The head is a 2-pronged piece of iron or steel about 17 centimeters long, with barbs on the inner side of each prong, equidistant from the extremity and facing each other. These two prongs unite to form a solid neck that runs into the natural hole in the shaft, a ferrule of brass, or more frequently a winding of rattan coated with tabon-tábon seed pulp, serving to prevent the splitting of the frail bamboo tube. The head is attached to the shaft by a substantial string of abaká fiber, about 1.5 meters long, which is wound about the shaft, but which is unwound by the fish in its frantic efforts to escape, leaving him with the arrowhead in his body, and with the shaft breaking the water and indicating to the fisherman the whereabouts of his victim. On the far upper Agúsan the arrowhead is not of the 2-pronged type but is a thin, laminated steel point that expands gradually to form the two lateral barbs. It is of Mandáya manufacture and origin.
THE FISH SPEAR
The fish spear,27 except on the far upper Agúsan, consists of a long bamboo shaft from 1.5 to 2.25 meters in length with a heavy 3-pronged barbed head set into a node at its larger end and with strengthening girdles of rattan strips serving to reinforce it. The iron head is of Bisáya or of Christian Manóbo workmanship. On the upper Agúsan the head is 2-pronged and the shaft is frequently somewhat longer than that of the spear used on the lower river. In other respects it is identical.
27Sá-pang.
FISHHOOKS
Large hooks are much more commonly used than small ones. Both are made out of either brass wire or of iron, the latter often from the handle of a kerosene can, and in general they resemble ordinary fishhooks such as are made in civilized countries. The method of using the hook has been described already under "Fishing."
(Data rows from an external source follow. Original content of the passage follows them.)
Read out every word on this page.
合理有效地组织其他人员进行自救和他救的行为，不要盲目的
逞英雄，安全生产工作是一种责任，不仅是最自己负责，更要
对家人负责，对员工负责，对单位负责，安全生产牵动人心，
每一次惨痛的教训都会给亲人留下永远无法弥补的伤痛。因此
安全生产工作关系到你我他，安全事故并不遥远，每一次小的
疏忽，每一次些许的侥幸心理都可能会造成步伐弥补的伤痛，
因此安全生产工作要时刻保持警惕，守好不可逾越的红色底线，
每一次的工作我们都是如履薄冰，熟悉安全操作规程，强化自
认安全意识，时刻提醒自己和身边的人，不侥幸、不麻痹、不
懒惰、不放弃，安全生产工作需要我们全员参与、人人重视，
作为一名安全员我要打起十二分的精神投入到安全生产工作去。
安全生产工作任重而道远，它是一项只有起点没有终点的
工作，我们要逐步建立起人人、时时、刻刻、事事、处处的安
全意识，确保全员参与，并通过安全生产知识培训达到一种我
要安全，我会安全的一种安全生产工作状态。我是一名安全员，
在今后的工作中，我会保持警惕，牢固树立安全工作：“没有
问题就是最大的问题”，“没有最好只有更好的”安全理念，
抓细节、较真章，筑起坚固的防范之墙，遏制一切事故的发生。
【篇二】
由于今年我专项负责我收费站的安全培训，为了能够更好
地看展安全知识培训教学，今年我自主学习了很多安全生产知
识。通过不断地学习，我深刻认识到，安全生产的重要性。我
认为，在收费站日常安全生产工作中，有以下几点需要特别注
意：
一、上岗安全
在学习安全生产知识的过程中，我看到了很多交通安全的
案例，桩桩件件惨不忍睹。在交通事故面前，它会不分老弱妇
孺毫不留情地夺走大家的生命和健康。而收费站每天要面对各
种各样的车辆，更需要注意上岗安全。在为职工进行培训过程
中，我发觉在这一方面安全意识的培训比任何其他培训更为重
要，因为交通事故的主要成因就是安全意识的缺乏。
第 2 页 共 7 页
For crocodiles a peculiar hook is used. It consists of a piece of palma brava, sharpened at one end, and provided with a spur projecting backward at an angle of about 30°. To this piece of wood is attached a stout rope of abaká fiber, which in its turn is tied to a piece of stout bamboo about 1.8 meters long. The bamboo is then set firmly in the ground, and the bait is allowed to hang within about 60 centimeters of the water. The hungry crocodile, lured by the odor, springs at the bait, and gets the hook between his jaws. It is seldom that by dint of frantic pulling and wriggling he does not free the bamboo and rush off to one of his favorite haunts, where, by the presence of the bamboo float above him, he is discovered and dispatched.